In 2012, as I waited for Taj Mahal Foxtrot to roll off the presses, I burnt some nervous energy by trying to tame the mountain of research material that had grown steadily by the side of my computer over the previous years.

I had amassed all sorts of ephemera. I had music in seven formats (78s, 45s, LPs, spool tape, cassettes, CDs and digital files). I had newsletters issued by a short-lived association of Indians performing western music in the 1940s, the menu of the offerings at the Taj on Independence Day, 1947, and dozens of clips from The Chicago Defender.

I had a guidebook to Shanghai from 1935, a monograph on Gandhi’s influence on the US Civil Rights Movement and almost everything written by that feisty commentator DF Karaka.

As I got to the bottom of the pile, I found two treasures I’d forgotten about: Jazz Album Covers: The Rare and the Beautiful and David Stone Martin: Jazz Graphics. Both of them were written by Manek Daver, a businessman who spent much of his life in Japan.
Though Taj Mahal Foxtrot is the first book about Indian jazz, Daver is the first Indian to have written books related to jazz.

Manek Davar.

Daver grew up in Bombay and started collecting records shortly after the end of World War II (as he wrote, “You buy your first record, you are a collector” ). His first records were 78s and, as was the convention in India in those days, they came in brown-paper sleeves. “An individual 78rpm sold for the Indian equivalent of 50 American cents, which certainly did not justify the record company designing a sleeve for a particular record,” he wrote.

When LPs became the norm in the 1950s, designing the covers of jazz records posed several particular challenges for graphic designers, Daver noted in Jazz Album Covers. For one, “many of the jazz musicians recording were new faces who were not immediately recognisable and often lacked a photogenic personality”. 
On 78rpm records, listeners had grown accustomed to three-minute versions of songs. With LPs, each track was longer, with improvisations and solos. LP covers needed to explain the recording and convey the special ambiance of the album. “How would the designer transport the music into his medium, possess it, clothe it and then send it back to the real world?” Daver asked.

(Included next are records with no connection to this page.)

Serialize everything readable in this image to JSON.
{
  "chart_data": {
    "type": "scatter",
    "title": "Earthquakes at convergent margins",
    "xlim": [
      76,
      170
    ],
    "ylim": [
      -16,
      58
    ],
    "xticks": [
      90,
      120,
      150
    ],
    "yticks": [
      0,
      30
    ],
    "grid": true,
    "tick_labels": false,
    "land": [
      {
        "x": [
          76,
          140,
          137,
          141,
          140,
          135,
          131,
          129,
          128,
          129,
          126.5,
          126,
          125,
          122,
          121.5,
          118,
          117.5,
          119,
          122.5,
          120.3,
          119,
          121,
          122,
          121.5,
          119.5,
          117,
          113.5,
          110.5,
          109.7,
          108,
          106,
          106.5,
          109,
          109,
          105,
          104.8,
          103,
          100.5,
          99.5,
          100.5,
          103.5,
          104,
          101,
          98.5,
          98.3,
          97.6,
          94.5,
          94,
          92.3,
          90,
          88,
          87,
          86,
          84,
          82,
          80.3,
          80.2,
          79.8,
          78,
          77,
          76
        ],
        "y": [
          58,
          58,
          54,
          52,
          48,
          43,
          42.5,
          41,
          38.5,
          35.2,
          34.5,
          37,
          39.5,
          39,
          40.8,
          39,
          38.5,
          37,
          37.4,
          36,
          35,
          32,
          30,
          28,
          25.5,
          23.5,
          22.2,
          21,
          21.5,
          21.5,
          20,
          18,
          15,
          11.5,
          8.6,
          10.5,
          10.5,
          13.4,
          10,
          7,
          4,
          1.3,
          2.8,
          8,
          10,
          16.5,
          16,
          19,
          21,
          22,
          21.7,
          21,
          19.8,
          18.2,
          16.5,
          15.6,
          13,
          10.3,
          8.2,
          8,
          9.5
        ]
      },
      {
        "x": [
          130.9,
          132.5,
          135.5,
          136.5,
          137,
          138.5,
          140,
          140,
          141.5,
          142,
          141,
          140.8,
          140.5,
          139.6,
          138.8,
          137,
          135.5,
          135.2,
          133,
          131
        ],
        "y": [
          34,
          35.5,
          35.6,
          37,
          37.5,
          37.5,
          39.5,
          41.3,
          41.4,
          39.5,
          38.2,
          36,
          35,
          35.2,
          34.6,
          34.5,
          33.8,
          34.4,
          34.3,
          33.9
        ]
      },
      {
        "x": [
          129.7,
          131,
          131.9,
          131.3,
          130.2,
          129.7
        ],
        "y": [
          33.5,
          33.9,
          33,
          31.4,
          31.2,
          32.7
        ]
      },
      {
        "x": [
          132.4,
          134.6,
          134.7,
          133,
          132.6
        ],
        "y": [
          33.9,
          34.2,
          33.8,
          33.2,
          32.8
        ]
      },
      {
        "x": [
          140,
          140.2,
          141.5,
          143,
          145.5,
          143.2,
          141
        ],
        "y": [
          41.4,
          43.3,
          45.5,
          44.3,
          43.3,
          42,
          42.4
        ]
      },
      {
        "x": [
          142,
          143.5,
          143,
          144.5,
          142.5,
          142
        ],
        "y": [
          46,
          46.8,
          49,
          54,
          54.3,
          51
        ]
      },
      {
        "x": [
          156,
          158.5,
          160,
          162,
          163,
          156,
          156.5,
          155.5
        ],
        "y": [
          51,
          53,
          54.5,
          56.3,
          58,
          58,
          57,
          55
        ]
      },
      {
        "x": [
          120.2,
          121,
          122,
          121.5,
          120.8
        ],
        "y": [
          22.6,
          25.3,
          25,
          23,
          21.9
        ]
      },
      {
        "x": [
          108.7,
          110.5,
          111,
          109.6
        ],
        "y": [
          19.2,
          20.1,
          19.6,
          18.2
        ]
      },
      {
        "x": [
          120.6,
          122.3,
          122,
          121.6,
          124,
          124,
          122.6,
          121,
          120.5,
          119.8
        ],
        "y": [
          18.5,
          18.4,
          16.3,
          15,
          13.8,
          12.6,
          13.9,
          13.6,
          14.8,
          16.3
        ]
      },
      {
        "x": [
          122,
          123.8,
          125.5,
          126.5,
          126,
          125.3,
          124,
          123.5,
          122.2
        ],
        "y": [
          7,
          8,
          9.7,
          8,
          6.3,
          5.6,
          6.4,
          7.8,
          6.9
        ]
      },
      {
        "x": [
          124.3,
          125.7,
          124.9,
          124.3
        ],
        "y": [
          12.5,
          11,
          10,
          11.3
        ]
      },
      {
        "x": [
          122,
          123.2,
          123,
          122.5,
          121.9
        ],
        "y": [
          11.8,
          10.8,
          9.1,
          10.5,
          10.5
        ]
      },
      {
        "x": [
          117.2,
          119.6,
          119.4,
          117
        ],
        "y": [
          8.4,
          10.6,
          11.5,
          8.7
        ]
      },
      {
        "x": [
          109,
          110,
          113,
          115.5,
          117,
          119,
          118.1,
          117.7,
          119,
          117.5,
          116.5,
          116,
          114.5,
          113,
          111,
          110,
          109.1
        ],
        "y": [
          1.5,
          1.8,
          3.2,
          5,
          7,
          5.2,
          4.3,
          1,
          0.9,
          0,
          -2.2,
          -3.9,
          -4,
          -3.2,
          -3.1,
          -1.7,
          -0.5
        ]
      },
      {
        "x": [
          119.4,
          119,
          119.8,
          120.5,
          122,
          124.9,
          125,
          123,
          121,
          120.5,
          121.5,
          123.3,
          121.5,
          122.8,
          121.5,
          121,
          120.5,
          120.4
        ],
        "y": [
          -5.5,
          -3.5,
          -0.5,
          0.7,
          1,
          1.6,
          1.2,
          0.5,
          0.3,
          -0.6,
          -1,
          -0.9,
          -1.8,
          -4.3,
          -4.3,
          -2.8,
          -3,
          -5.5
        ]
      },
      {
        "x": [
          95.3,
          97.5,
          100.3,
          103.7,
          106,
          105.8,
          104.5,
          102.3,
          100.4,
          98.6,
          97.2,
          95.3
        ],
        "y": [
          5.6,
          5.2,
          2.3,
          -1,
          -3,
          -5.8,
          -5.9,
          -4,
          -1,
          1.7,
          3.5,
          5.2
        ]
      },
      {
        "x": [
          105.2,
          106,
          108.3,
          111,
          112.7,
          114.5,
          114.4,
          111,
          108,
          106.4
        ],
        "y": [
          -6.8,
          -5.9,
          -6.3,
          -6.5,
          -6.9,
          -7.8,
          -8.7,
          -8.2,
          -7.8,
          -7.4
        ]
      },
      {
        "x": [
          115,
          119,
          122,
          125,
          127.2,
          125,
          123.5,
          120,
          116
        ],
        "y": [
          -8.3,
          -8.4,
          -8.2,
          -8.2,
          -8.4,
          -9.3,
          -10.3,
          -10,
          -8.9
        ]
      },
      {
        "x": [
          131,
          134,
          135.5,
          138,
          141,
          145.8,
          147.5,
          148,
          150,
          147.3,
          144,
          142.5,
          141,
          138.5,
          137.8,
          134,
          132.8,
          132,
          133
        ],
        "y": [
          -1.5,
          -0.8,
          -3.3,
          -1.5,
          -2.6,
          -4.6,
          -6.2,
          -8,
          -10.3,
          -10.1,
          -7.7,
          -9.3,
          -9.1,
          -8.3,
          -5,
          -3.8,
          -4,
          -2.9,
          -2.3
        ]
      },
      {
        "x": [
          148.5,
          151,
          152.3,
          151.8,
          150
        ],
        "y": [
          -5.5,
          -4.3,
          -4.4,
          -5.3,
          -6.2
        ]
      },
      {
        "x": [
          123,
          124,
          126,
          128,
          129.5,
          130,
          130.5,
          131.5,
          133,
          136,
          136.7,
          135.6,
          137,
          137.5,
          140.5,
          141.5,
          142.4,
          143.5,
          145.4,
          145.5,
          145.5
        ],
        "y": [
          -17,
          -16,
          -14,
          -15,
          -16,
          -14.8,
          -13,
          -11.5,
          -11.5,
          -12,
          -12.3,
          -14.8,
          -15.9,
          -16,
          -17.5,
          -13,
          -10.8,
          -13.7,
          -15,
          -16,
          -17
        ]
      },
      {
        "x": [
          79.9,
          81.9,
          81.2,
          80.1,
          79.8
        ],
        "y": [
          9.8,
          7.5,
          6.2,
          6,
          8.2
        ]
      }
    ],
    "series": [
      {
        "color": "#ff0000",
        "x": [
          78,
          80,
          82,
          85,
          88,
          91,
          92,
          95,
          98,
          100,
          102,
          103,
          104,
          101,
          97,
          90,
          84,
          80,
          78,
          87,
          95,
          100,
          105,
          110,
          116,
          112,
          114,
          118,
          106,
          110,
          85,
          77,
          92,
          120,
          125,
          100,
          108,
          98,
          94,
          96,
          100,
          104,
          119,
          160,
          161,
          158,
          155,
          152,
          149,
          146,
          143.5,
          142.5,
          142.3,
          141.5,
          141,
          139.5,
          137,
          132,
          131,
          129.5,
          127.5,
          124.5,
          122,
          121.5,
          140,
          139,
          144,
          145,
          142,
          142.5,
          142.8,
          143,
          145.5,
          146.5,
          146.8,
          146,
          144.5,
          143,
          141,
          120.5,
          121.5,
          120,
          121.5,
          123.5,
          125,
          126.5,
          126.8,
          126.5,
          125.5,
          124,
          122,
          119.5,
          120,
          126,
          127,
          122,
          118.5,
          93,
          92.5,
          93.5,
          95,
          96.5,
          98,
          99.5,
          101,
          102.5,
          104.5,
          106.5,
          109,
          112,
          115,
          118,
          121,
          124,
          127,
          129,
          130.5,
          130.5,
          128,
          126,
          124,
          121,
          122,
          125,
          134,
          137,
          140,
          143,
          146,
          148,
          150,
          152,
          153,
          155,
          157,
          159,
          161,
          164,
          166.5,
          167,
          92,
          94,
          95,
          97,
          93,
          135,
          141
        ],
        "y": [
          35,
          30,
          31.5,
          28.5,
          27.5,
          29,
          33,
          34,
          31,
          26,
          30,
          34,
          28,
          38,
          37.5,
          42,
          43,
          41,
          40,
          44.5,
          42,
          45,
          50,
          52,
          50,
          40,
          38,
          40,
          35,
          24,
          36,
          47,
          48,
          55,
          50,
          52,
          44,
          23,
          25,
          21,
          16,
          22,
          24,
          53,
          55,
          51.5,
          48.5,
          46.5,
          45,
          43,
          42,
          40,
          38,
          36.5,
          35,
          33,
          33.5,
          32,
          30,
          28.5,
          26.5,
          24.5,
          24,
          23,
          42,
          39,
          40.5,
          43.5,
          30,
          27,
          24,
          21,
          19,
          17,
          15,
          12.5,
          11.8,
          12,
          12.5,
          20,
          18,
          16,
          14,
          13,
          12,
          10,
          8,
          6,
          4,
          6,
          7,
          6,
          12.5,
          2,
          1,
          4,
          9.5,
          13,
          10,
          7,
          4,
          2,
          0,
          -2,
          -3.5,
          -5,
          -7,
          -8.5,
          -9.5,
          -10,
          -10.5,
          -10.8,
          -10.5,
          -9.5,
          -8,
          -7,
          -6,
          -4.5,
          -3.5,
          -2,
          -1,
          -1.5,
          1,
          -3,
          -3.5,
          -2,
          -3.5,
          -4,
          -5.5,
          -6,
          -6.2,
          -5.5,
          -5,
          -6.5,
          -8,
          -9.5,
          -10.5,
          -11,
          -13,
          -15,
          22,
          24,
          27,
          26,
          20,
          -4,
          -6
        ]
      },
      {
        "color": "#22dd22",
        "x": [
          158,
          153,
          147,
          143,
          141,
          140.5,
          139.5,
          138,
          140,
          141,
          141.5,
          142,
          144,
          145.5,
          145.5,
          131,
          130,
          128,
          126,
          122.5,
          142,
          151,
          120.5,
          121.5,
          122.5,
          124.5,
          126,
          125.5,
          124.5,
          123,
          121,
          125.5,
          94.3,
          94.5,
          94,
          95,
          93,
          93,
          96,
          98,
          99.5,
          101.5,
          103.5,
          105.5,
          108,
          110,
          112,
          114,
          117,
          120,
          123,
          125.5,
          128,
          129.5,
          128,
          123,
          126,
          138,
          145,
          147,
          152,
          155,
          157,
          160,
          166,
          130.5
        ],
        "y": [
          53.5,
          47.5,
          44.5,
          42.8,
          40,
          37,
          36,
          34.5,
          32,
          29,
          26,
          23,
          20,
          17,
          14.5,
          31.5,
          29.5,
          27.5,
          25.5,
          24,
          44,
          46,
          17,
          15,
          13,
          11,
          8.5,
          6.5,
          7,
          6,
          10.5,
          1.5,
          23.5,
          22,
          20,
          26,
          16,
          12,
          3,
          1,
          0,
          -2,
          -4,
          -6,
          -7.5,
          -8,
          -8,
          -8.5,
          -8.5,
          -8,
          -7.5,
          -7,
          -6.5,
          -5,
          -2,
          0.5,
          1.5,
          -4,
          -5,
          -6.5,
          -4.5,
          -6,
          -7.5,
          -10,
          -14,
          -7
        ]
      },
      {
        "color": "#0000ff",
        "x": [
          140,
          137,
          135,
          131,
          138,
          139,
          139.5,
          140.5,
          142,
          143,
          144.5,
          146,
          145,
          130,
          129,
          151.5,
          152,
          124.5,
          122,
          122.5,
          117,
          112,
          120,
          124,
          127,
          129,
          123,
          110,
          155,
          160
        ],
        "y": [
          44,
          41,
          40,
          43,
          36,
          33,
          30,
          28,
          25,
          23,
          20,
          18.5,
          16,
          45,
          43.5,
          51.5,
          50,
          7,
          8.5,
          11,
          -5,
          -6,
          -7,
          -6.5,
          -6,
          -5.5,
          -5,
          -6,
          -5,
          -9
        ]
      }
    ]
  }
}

In his book about David Stone Martin, Daver records that the illustrator was actually baptised David Livingstone Martin but changed his name because he got tired of his schoolmates repeating the crack, “Dr Livingstone, I presume?” Martin’s designs for jazz labels were so cherished, they were exhibited at several institutions, including at the Metropolitan Museum and MoMA in New York and the Art Institute of Chicago.

India doesn’t really have a tradition of jazz album art, but in the early 1950s, a young artist named Mehlli Gobhai began to do illustrations for the covers of the short-lived jazz magazine Blue Rhythm. He was inspired  by record covers by such artists as DSM, whose work he saw in magazines at the USIS.

He also drew situations he saw around him. The girl listening to that portable gramophone player, for instance, is Usha Amin, who would go on to become the wife of adman Kersy Katrak. When Gobhai drew her, she was a member of Theatre Group, and was in the chorus of Murder in the Cathedral. (Gobhai was a knight.)

Gobhai was an invaluable source for stories about the Blue Rhythm gang: editor Niranjan Jhaveri and also about his two assistant editors, Jehangir Dalal and Coover Gazder. He also had hilarious tales to recount about taking tango lessons at McDonald’s school of dance, above Regal cinema, recalling with horror the instructor with sweaty armpits who held him tight as she demonstrated the steps. 

Gobhai was kind enough to allow me to reproduce the Blue Rhythm covers in my book. (His paintings now sell for lakhs of rupees.)